The risk of pulmonary embolism appears to be increased in people with inflammatory joint diseases. At the same time, traditional non-steroidal anti-inflammatory drugs reduce the likelihood of pulmonary embolism in such patients, and coxibs (selective cyclooxygenase-2 inhibitors) increase the risk of such a complication.
Researchers from Akershus University Hospital and Diakonhjemmet Hospital in Norway examined the association between the use of different groups of nonsteroidal anti-inflammatory drugs (NSAIDs) and pulmonary embolism in patients with inflammatory joint diseases. The study results were published in the European Heart Journal: Cardiovascular Pharmacotherapy.
The incidence of pulmonary embolism in the group of inflammatory joint diseases was 2.02 cases per 1000 patient-years. In the group without inflammatory joint diseases, the incidence of thromboembolism reached 1.01 cases per 1000 patient-years. The risk of pulmonary embolism in the group of inflammatory joint diseases increased by 1.6 times compared to the control group.

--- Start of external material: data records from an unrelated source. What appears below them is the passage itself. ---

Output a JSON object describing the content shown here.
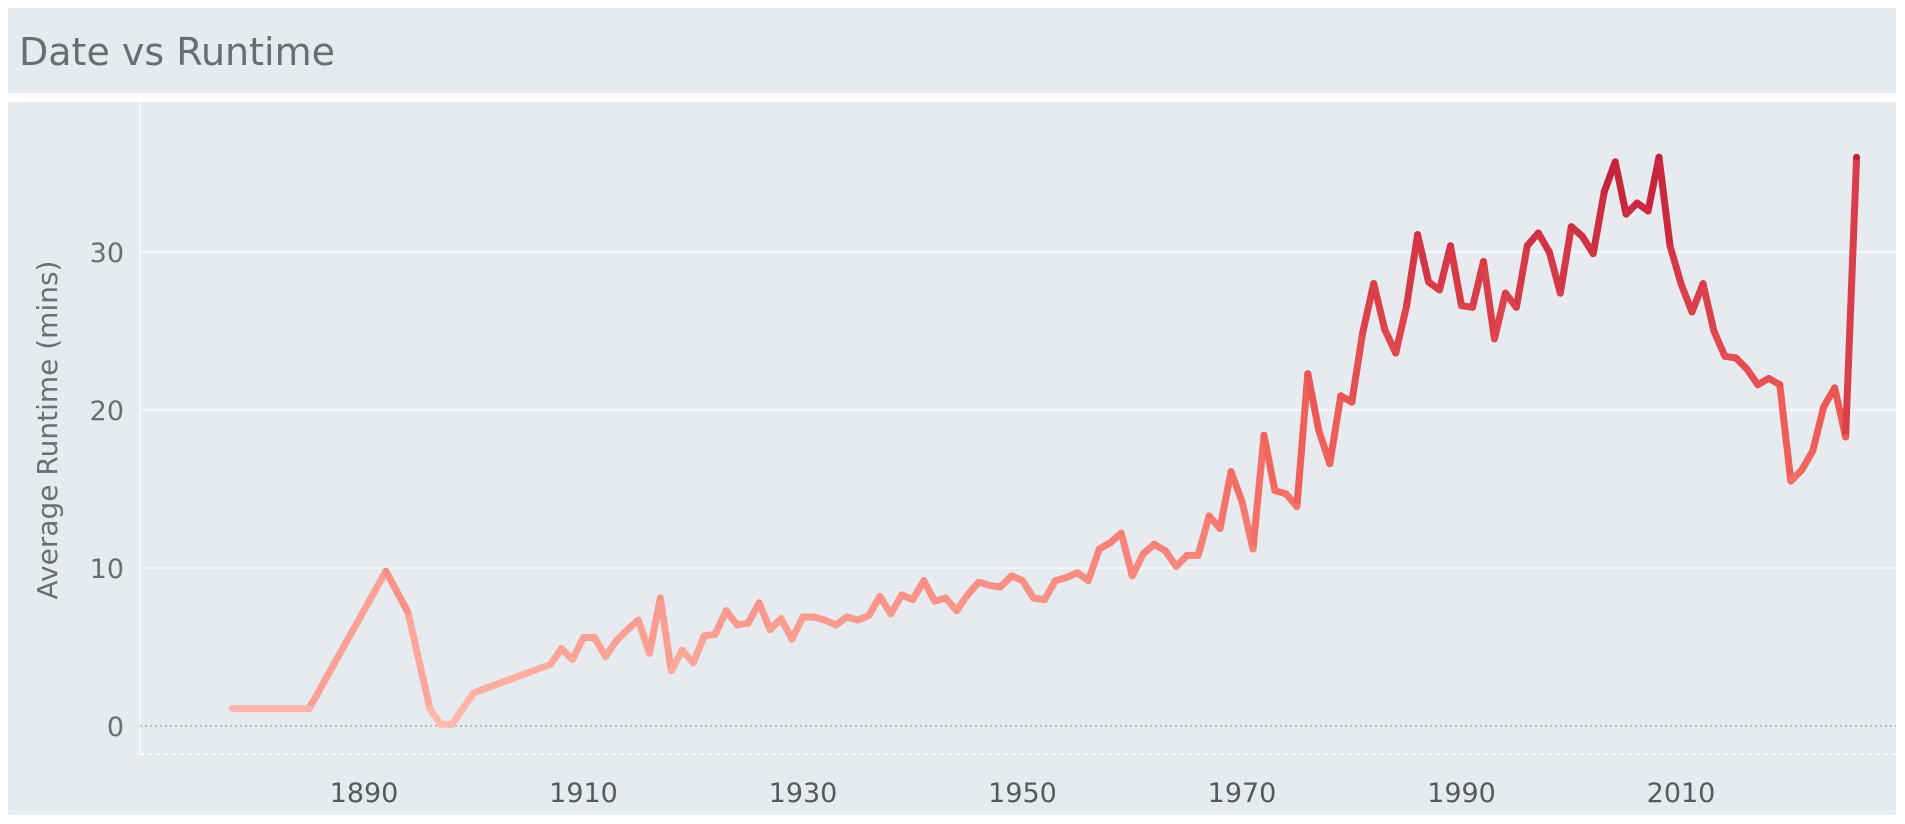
{
  "title": "Date vs Runtime",
  "chart_data": {
    "type": "line",
    "title": "Date vs Runtime",
    "xlabel": "",
    "ylabel": "Average Runtime (mins)",
    "xlim": [
      1870,
      2026
    ],
    "ylim": [
      -2,
      38
    ],
    "x_ticks": [
      1890,
      1910,
      1930,
      1950,
      1970,
      1990,
      2010
    ],
    "y_ticks": [
      0,
      10,
      20,
      30
    ],
    "gridlines": "horizontal",
    "color_scale": {
      "low": "#ffbcaf",
      "mid": "#f0605a",
      "high": "#c31f3a",
      "min_value": 0,
      "max_value": 36
    },
    "x": [
      1878,
      1885,
      1892,
      1894,
      1896,
      1897,
      1898,
      1900,
      1907,
      1908,
      1909,
      1910,
      1911,
      1912,
      1913,
      1914,
      1915,
      1916,
      1917,
      1918,
      1919,
      1920,
      1921,
      1922,
      1923,
      1924,
      1925,
      1926,
      1927,
      1928,
      1929,
      1930,
      1931,
      1932,
      1933,
      1934,
      1935,
      1936,
      1937,
      1938,
      1939,
      1940,
      1941,
      1942,
      1943,
      1944,
      1945,
      1946,
      1947,
      1948,
      1949,
      1950,
      1951,
      1952,
      1953,
      1954,
      1955,
      1956,
      1957,
      1958,
      1959,
      1960,
      1961,
      1962,
      1963,
      1964,
      1965,
      1966,
      1967,
      1968,
      1969,
      1970,
      1971,
      1972,
      1973,
      1974,
      1975,
      1976,
      1977,
      1978,
      1979,
      1980,
      1981,
      1982,
      1983,
      1984,
      1985,
      1986,
      1987,
      1988,
      1989,
      1990,
      1991,
      1992,
      1993,
      1994,
      1995,
      1996,
      1997,
      1998,
      1999,
      2000,
      2001,
      2002,
      2003,
      2004,
      2005,
      2006,
      2007,
      2008,
      2009,
      2010,
      2011,
      2012,
      2013,
      2014,
      2015,
      2016,
      2017,
      2018,
      2019,
      2020,
      2021,
      2022,
      2023,
      2024,
      2025,
      2026
    ],
    "values": [
      1.1,
      1.1,
      9.8,
      7.2,
      1.1,
      0.1,
      0.1,
      2.1,
      3.9,
      4.9,
      4.2,
      5.6,
      5.6,
      4.4,
      5.4,
      6.1,
      6.7,
      4.6,
      8.1,
      3.5,
      4.8,
      4.0,
      5.7,
      5.8,
      7.3,
      6.4,
      6.5,
      7.8,
      6.1,
      6.8,
      5.5,
      6.9,
      6.9,
      6.7,
      6.4,
      6.9,
      6.7,
      7.0,
      8.2,
      7.1,
      8.3,
      8.0,
      9.2,
      7.9,
      8.1,
      7.3,
      8.3,
      9.1,
      8.9,
      8.8,
      9.5,
      9.2,
      8.1,
      8.0,
      9.2,
      9.4,
      9.7,
      9.2,
      11.2,
      11.6,
      12.2,
      9.5,
      10.9,
      11.5,
      11.1,
      10.1,
      10.8,
      10.8,
      13.3,
      12.5,
      16.1,
      14.2,
      11.2,
      18.4,
      14.9,
      14.7,
      13.9,
      22.3,
      18.7,
      16.6,
      20.9,
      20.5,
      24.9,
      28.0,
      25.1,
      23.6,
      26.6,
      31.1,
      28.1,
      27.6,
      30.4,
      26.6,
      26.5,
      29.4,
      24.5,
      27.4,
      26.5,
      30.4,
      31.2,
      30.0,
      27.4,
      31.6,
      31.0,
      29.9,
      33.8,
      35.7,
      32.4,
      33.1,
      32.6,
      36.0,
      30.4,
      28.0,
      26.2,
      28.0,
      25.0,
      23.4,
      23.3,
      22.6,
      21.6,
      22.0,
      21.6,
      15.5,
      16.2,
      17.4,
      20.2,
      21.4,
      18.3,
      36.0
    ]
  }
}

When analyzed, significant differences were found depending on the medications taken. Traditional NSAIDs reduced the risk of pulmonary embolism by 22% among patients with inflammatory joint disease and increased this risk by almost 1.7 times among patients without inflammatory joint disease. Coxibs increased the risk of pulmonary embolism in both groups: more than 1.7-fold among patients with inflammatory joint disease and almost three-fold in people without joint disease.

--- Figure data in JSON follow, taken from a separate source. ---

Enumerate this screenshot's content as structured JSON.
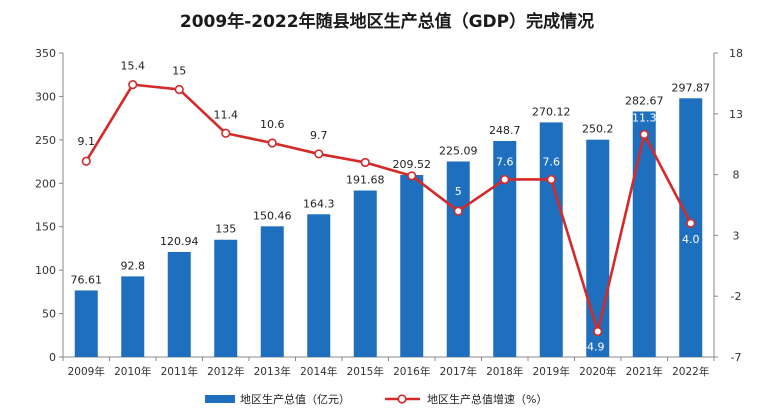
{
  "chart_data": {
    "type": "bar+line",
    "title": "2009年-2022年随县地区生产总值（GDP）完成情况",
    "categories": [
      "2009年",
      "2010年",
      "2011年",
      "2012年",
      "2013年",
      "2014年",
      "2015年",
      "2016年",
      "2017年",
      "2018年",
      "2019年",
      "2020年",
      "2021年",
      "2022年"
    ],
    "series": [
      {
        "name": "地区生产总值（亿元）",
        "type": "bar",
        "axis": "left",
        "color": "#1f6fbf",
        "values": [
          76.61,
          92.8,
          120.94,
          135,
          150.46,
          164.3,
          191.68,
          209.52,
          225.09,
          248.7,
          270.12,
          250.2,
          282.67,
          297.87
        ],
        "labels": [
          "76.61",
          "92.8",
          "120.94",
          "135",
          "150.46",
          "164.3",
          "191.68",
          "209.52",
          "225.09",
          "248.7",
          "270.12",
          "250.2",
          "282.67",
          "297.87"
        ]
      },
      {
        "name": "地区生产总值增速（%）",
        "type": "line",
        "axis": "right",
        "color": "#d42a2a",
        "values": [
          9.1,
          15.4,
          15,
          11.4,
          10.6,
          9.7,
          9,
          7.9,
          5,
          7.6,
          7.6,
          -4.9,
          11.3,
          4.0
        ],
        "labels": [
          "9.1",
          "15.4",
          "15",
          "11.4",
          "10.6",
          "9.7",
          "",
          "",
          "5",
          "7.6",
          "7.6",
          "-4.9",
          "11.3",
          "4.0"
        ]
      }
    ],
    "left_axis": {
      "ylim": [
        0,
        350
      ],
      "ticks": [
        "0",
        "50",
        "100",
        "150",
        "200",
        "250",
        "300",
        "350"
      ]
    },
    "right_axis": {
      "ylim": [
        -7,
        18
      ],
      "ticks": [
        "-7",
        "-2",
        "3",
        "8",
        "13",
        "18"
      ]
    },
    "grid": false,
    "legend_position": "bottom"
  }
}
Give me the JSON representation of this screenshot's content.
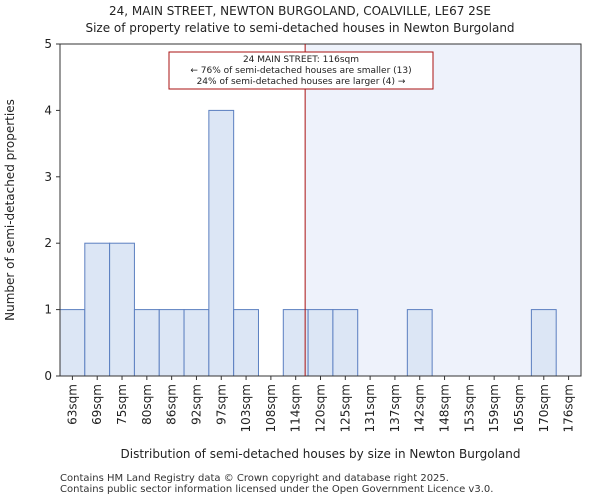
{
  "chart_data": {
    "type": "bar",
    "title": "24, MAIN STREET, NEWTON BURGOLAND, COALVILLE, LE67 2SE",
    "subtitle": "Size of property relative to semi-detached houses in Newton Burgoland",
    "xlabel": "Distribution of semi-detached houses by size in Newton Burgoland",
    "ylabel": "Number of semi-detached properties",
    "categories": [
      "63sqm",
      "69sqm",
      "75sqm",
      "80sqm",
      "86sqm",
      "92sqm",
      "97sqm",
      "103sqm",
      "108sqm",
      "114sqm",
      "120sqm",
      "125sqm",
      "131sqm",
      "137sqm",
      "142sqm",
      "148sqm",
      "153sqm",
      "159sqm",
      "165sqm",
      "170sqm",
      "176sqm"
    ],
    "values": [
      1,
      2,
      2,
      1,
      1,
      1,
      4,
      1,
      0,
      1,
      1,
      1,
      0,
      0,
      1,
      0,
      0,
      0,
      0,
      1,
      0
    ],
    "ylim": [
      0,
      5
    ],
    "yticks": [
      0,
      1,
      2,
      3,
      4,
      5
    ],
    "property_size_sqm": 116,
    "annotation": {
      "line1": "24 MAIN STREET: 116sqm",
      "line2": "← 76% of semi-detached houses are smaller (13)",
      "line3": "24% of semi-detached houses are larger (4) →"
    },
    "colors": {
      "bar_fill": "#dce6f5",
      "bar_stroke": "#5b7fc0",
      "highlight_region": "#eef2fb",
      "marker_line": "#aa1111",
      "annotation_border": "#aa1111"
    },
    "grid": false
  },
  "footer": {
    "line1": "Contains HM Land Registry data © Crown copyright and database right 2025.",
    "line2": "Contains public sector information licensed under the Open Government Licence v3.0."
  }
}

|Data from 4.6 million adult patients were analyzed. Of these, more than 74 thousand participants suffered from inflammatory joint disease: more often rheumatoid arthritis, less often psoriatic arthritis and axial spondyloarthritis. The average follow-up time was nine years. The authors assessed the incidence of pulmonary embolism among patients with inflammatory joint diseases and people without this pathology, as well as those who took traditional NSAIDs and coxibs.